Ma fallisce comunque il tentativo di riunire sotto uno stesso nome tutto il centrodestra, perché oltre a Lagalla continuerà a correre per la poltrona di sindaco di Palermo anche Francesco Cascio, che incassa il favore non solo di Forza Italia, ma anche della Lega e degli autonomisti, anche se per questi ultimi prosegue la sua corsa alla conquista della poltrona di primo cittadino anche Totò Lentini, attualmente capogruppo degli autonomisti all’Ars e che si presenta con due liste civiche. “Abbiamo molto apprezzato le doti di serietà e di equilibrio dell’on. Cascio da Presidente dell’ARS durante gli anni della presidenza della Regione di Raffaele Lombardo – ha dichiarato il deputato regionale autonomista Roberto Di Mauro -. Inoltre siamo convinti che le sue esperienze di assessore regionale e di legislatore nazionale e la sua sensibilità di medico saranno preziose nell’affrontare da primo cittadino i problemi della città di Palermo”.

Di certo i risultati che usciranno dalle urne saranno la cartina tornasole della bontà o meno di queste alleanze, che se dovessero funzionare, potranno essere applicate anche per il rinnovo del Parlamento regionale, previsto per il prossimo autunno, anche se i meccanismi elettorali sono diversi. La presa di posizione di Varchi è stata molto apprezzata dal suo partito. “Ringrazio anche a nome dei vertici del partito Carolina Varchi per l’ottimo lavoro svolto sul territorio, in queste settimane, e per la sua decisione presa con grande generosità e senso di responsabilità per evitare una frammentazione del centrodestra che con tre candidati avrebbe favorito la sinistra – ha detto Giampiero Cannella, coordinatore regionale per la Sicilia occidentale di Fratelli d’Italia -. Sul nome di Roberto Lagalla è possibile realizzare una grande unità, la stessa che deve confermare Nello Musumeci a presidente della Regione Siciliana”.

Ringrazia anche Alessandro Aricò, di Diventerà Bellissima: “Da palermitano e da uomo del centrodestra desidero esprimere anche a nome di DB un pensiero di ringraziamento e apprezzamento per la decisione di Carolina Varchi di favorire l’unità della nostra coalizione, limitando così fortemente la possibilità del centrosinistra di continuare a male amministrare Palermo”.

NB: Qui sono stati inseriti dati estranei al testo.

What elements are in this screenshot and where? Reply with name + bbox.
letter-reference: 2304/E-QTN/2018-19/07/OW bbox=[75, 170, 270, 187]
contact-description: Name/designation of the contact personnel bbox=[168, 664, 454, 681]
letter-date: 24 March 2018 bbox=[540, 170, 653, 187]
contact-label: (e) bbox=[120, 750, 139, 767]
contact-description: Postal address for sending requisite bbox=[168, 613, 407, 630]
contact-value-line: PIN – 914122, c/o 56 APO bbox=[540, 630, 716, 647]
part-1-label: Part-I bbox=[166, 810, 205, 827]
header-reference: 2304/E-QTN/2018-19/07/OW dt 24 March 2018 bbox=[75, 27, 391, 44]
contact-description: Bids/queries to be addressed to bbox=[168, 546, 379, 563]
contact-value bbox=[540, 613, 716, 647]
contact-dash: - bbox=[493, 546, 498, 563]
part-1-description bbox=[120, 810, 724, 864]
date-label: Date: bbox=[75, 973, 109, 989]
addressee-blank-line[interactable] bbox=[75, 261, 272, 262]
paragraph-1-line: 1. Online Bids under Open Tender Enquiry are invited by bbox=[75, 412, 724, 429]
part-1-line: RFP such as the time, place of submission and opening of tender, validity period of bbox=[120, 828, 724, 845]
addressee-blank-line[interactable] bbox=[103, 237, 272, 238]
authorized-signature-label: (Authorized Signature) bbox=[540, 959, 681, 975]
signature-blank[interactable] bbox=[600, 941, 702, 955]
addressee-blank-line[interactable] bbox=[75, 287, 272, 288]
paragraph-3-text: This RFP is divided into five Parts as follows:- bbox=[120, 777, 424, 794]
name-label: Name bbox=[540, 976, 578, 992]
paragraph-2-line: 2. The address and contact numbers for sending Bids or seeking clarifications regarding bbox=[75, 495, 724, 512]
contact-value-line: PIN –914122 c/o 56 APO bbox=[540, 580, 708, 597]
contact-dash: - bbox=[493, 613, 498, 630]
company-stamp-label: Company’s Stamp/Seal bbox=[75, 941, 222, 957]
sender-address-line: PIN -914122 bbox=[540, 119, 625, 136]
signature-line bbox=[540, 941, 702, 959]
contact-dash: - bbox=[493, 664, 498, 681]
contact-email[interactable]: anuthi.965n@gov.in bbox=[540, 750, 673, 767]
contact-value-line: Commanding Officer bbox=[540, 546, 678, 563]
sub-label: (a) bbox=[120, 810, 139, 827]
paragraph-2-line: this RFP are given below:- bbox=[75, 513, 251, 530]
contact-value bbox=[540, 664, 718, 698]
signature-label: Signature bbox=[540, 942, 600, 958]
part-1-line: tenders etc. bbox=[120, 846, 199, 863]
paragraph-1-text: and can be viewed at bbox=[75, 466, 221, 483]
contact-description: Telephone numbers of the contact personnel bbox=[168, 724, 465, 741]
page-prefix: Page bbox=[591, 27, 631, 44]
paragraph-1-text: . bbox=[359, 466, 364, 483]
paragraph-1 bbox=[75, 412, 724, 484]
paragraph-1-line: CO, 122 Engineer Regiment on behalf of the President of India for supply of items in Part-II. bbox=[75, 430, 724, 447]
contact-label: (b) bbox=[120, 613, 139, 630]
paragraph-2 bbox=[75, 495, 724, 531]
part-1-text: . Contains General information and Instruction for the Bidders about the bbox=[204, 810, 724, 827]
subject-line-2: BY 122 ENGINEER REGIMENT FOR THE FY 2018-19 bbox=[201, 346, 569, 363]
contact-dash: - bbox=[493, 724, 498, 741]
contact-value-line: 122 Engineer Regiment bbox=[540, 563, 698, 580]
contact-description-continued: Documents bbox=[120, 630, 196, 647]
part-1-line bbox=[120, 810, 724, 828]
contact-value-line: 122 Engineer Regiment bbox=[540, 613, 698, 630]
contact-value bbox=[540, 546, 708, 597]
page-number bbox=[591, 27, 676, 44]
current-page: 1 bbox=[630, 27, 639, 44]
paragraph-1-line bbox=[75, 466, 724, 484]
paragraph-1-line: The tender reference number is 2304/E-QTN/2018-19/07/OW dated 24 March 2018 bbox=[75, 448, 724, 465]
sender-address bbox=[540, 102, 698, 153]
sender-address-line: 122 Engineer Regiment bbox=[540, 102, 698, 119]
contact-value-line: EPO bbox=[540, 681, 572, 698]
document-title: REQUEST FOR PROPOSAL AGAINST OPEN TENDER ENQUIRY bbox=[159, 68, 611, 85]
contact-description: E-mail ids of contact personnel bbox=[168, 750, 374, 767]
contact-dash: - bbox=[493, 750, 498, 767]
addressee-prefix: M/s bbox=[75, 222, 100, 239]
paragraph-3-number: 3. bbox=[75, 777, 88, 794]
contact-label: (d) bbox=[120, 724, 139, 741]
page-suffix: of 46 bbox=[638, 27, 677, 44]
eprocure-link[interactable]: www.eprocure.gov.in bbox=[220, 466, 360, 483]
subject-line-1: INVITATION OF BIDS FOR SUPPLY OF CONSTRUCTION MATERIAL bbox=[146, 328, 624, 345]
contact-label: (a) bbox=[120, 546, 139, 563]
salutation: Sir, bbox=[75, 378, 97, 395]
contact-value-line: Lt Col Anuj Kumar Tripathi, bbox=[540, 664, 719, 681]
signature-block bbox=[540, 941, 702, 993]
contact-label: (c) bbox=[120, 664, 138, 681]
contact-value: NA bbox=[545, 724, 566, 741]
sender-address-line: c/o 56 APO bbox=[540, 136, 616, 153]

“Con Roberto Lagalla sono intanto amico e poi ci rispettiamo molto – ha commentato il coordinatore di Forza Italia in Sicilia, Gianfranco Miccichè -. Oggi la candidatura di Roberto è diventata un viatico alla candidatura prossima di Musumeci e noi su questo punto abbiamo dei grossi problemi. Mi dispiace che si sia arrivati a questo punto, speravo nell’unità della coalizione e se Fdi avesse capito che i problemi di Palermo non possono essere legati a quelli della Regione, oggi saremmo tutti insieme. O su Roberto o su un altro. Il problema è che FdI ha utilizzato Palermo come merce di scambio e Palermo non è merce di scambio”.
“Conquisteremo Palermo e vinceremo lo stesso – ha aggiunto – anche se sarebbe stato meglio farlo tutti insieme. Pazienza”.